Immunomodulation is a promising strategy for therapy of acute and chronic diseases ranging from antibiotic-resistant infections to autoimmune disorders and cancer. We aim at coordinating the immune response to infection and chronic inflammation by targeting the lipopolysaccharide (LPS)-sensing innate immune receptors Toll-like receptor 4 (TLR4) and caspase-4 (as well as its murine homolog caspase-11). The transmembrane TLR4 complex and the cytosolic cysteine protease caspase-4 are responsible for propagating the immediate immune response to Gram-negative infection which is aimed at bacterial clearance. Dysregulated TLR4 and caspase-4 signaling is involved in the pathogenesis of numerous chronic and acute inflammatory disorders; besides, activation of TLR4 and caspase-4/11 plays the central role in the initiation and pathophysiology of sepsis syndrome.[1-3] Sepsis is increasingly reputed as the final common pathway to death from infection and remains the leading cause of mortality in intensive care units. Recent studies revealed that the deficiency of the TLR4-driven inflammation, rather than inefficient pathogen clearance, is responsible for the severity of Gram-negative sepsis. It has been also recognized that the progression of many chronic and autoimmune diseases is related to non-resolving inflammation, which underscores TLR4 and caspase-4 directed immunotherapy as promising approach for treatment of variety of disorders.
Using crystal-structure based design we developed unique 1,1′-linked disaccharide based glycolipids as TLR4 and caspase-4/11 ligands with pico- to nanomolar affinity for respective innate immune receptors. We synthesized a library of anionic glycolipids derived from β,α-1,1´-, α,α-1,1´ and β,β-1,1´ - linked disaccharide scaffolds which can either potently induce the TLR4-mediated intracellular signaling, or inhibit the TLR4- and/or caspase-4/11 mediated inflammation and fully block the endotoxic action of LPS. We found that the specific 3D-molecular shape of the non-reducing disaccharide scaffold (which is inflicted by the anomeric configuration around the rigid 1,1΄-glycosidic linkage: αα, ββ, or βα) is decisive for the expression of agonist or antagonist activities.[4,5]

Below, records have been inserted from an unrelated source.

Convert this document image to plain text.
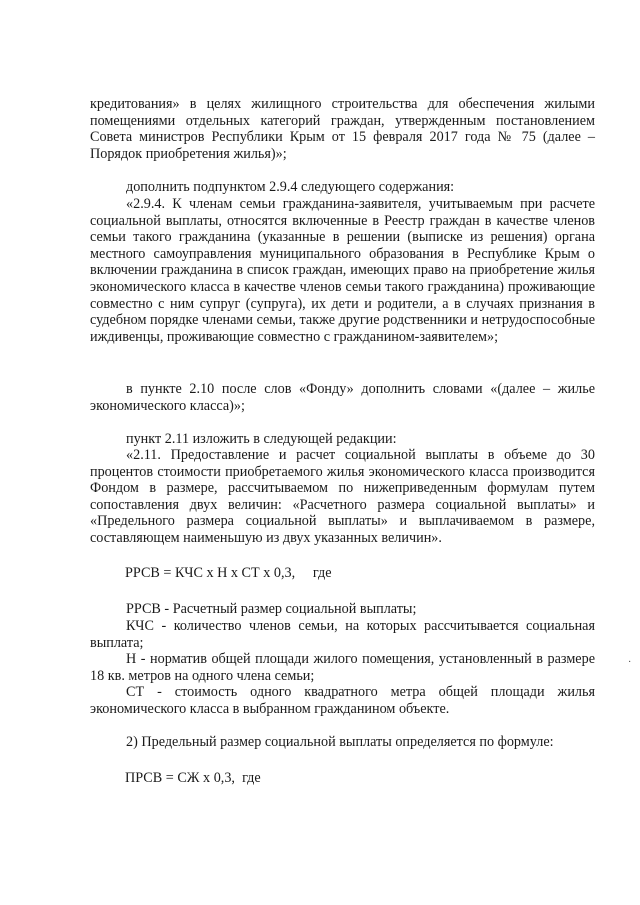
кредитования» в целях жилищного строительства для обеспечения жилыми помещениями отдельных категорий граждан, утвержденным постановлением Совета министров Республики Крым от 15 февраля 2017 года № 75 (далее – Порядок приобретения жилья)»;
дополнить подпунктом 2.9.4 следующего содержания:
«2.9.4. К членам семьи гражданина-заявителя, учитываемым при расчете социальной выплаты, относятся включенные в Реестр граждан в качестве членов семьи такого гражданина (указанные в решении (выписке из решения) органа местного самоуправления муниципального образования в Республике Крым о включении гражданина в список граждан, имеющих право на приобретение жилья экономического класса в качестве членов семьи такого гражданина) проживающие совместно с ним супруг (супруга), их дети и родители, а в случаях признания в судебном порядке членами семьи, также другие родственники и нетрудоспособные иждивенцы, проживающие совместно с гражданином-заявителем»;
в пункте 2.10 после слов «Фонду» дополнить словами «(далее – жилье экономического класса)»;
пункт 2.11 изложить в следующей редакции:
«2.11. Предоставление и расчет социальной выплаты в объеме до 30 процентов стоимости приобретаемого жилья экономического класса производится Фондом в размере, рассчитываемом по нижеприведенным формулам путем сопоставления двух величин: «Расчетного размера социальной выплаты» и «Предельного размера социальной выплаты» и выплачиваемом в размере, составляющем наименьшую из двух указанных величин».
РРСВ = КЧС х Н х СТ х 0,3,     где
РРСВ - Расчетный размер социальной выплаты;
КЧС - количество членов семьи, на которых рассчитывается социальная выплата;
Н - норматив общей площади жилого помещения, установленный в размере 18 кв. метров на одного члена семьи;
СТ - стоимость одного квадратного метра общей площади жилья экономического класса в выбранном гражданином объекте.
2) Предельный размер социальной выплаты определяется по формуле:
ПРСВ = СЖ х 0,3,  где
·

The chemistry behind the synthesis of 1,1´-linked disaccharide-derived innate immune modulators involves the challenging stereoselective 1,1´-glycosylation to attain fully orthogonally protected non-symmetrical disaccharide scaffolds having β,α-1,1´-, α,α-1,1´ or β,β-1,1´ configuration. Matching the reactivities of glycosyl donor and acceptor pairs by varying the protecting group pattern and employing conformationally locked hemiacetal-acceptors was decisive for achieving high glycosylation stereoselectivity and yields. The disaccharide scaffolds were subsequently decorated by phosphate groups and long-chain β-hydroxy-, β-acyloxyacyl or β-keto- lipid residues of variable length.
Manipulating the 3D-structure and the phosphorylation status of the disaccharide-derived anionic glycolipids allowed for discovery of first caspase-4/11 antagonists as potential anti-sepsis drug candidates and for development of powerful inducers of the TLR4 signaling and caspase-4/11 activation as potential immunotherapeutics and vaccine adjuvants.
Financial support by Austrian Science Fund (Grant FWF P-28915) is gratefully acknowledged.
- Kawai, T.; Akira, S. The role of pattern-recognition receptors in innate immunity: update on Toll-like receptors. Nat Immunol 2010, 5, 373-384.
- Shi, J.; Zhao, Y.; Wang, Y.; Gao, W.; Ding, J.; Li, P.; Hu, L.; Shao, F. Inflammatory caspases are innate immune receptors for intracellular LPS. Nature 2014, 514, 187-192.
- Hagar, J. A.; Powell, D. A.; Aachoui, Y.; Ernst, R. K.; Miao, E. A. Cytoplasmic LPS activates caspase-11: implications in TLR4-independent endotoxic shock. Science 2013, 341, 1250-1253.
- Adanitsch, F.; Shi, J.; Shao, F.; Beyaert, R.; Heine, H.; Zamyatina, A. Synthetic glycan-based TLR4 agonists targeting caspase-4/11 for the development of adjuvants and immunotherapeutics. Chem. Sci. 2018, 16, 3957-3963.
- Borio, A.; Holgado, A.; Garate, J. A.; Beyaert, R.; Heine, H.; Zamyatina, A. Disaccharide-based anionic amphiphiles as potent inhibitors of lipopolysaccharide-induced inflammation. ChemMedChem 2018, 13, 2317-2331.